Eu sou a filha d'Eva
Gerada em outro amor!
Caíndo a dôr me eleva...
Senhor, Senhor, Senhor!

Vendo-a e ouvindo-a comprehendia-se que se uma lagrima tivesse voz, vibraria exactamente na tremula modulação musical d'aquella garganta divina, e que se n'uma lagrima se houvesse gerado uma mulher, essa mulher, destinada a

... servir de falla
Á dôr que emmudeceu

seria personificada na formosura etherea e biblica de Manuela Rey.

A Emilia das Neves, a grande tragica portugueza, vi representar no Porto todo o seu velho repertorio, a Joanna a doida, a Mulher que deita cartas, a Medea.

Era uma mulher da Grecia antiga, apta para interpretar Sophocles e Euripedes. A sua belleza decaía no esplendor de um occaso magestoso—como o sol. Via-se, atraves da neve com que a velhice lhe pulverisava os cabellos e as feições, a estatua que um Phidias cinzelára no seu corpo de marmore. A expressão tragica dos olhos, a riqueza dramatica da voz, a amplidão esculptural do peito tinham-n'a fadado para a scena antiga, onde as grandes paixões humanas, para expludirem theatralmente, exigiam um corpo que não ficasse vexado dentro de um manto real, uma plastica talhada a cinzel n'um bloco de Paros.

Entre as minhas recordações mais nitidas avulta a da apotheose que os estudantes do Porto realisaram no theatro Baquet, na noite de 26 de fevereiro de 1863, em honra de Emilia das Neves e Sousa.
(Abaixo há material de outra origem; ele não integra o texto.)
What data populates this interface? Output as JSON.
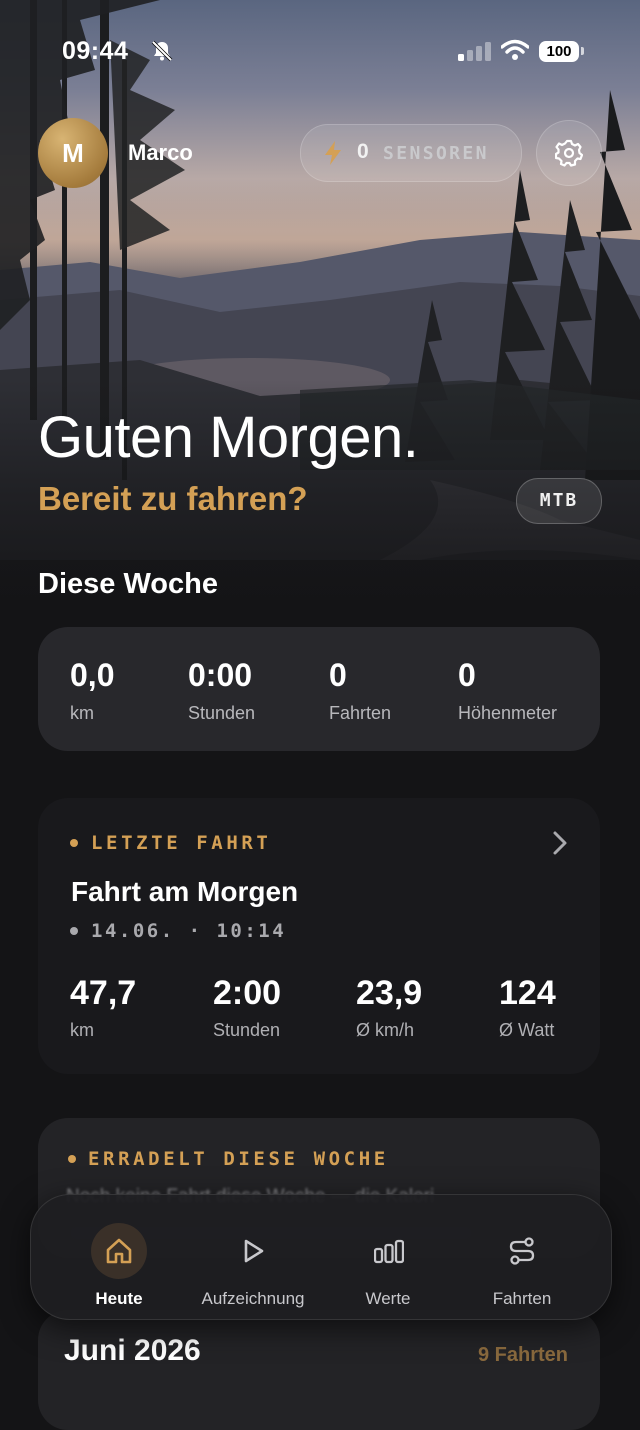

Eu tinha então quatorze annos, e não tomei parte{132} na festa senão como espectador. Mas raro foi o estudante favorecido das musas que não afinasse a lira para aquella famosa noite. Lembro-me perfeitamente da difficuldade que a minha familia teve em obter um camarote de segunda ordem. Na platéa, os estudantes, empilhados como sardinha em tigela, vozeavam applausos atroadores sempre que o himno da linda Emilia, como ainda então se dizia, era executado pela orchestra.

A lettra d'esse himno fôra escripta por Custodio José Duarte, um poeta que estudava medicina; compuzera a musica outro academico, João Baptista Pires.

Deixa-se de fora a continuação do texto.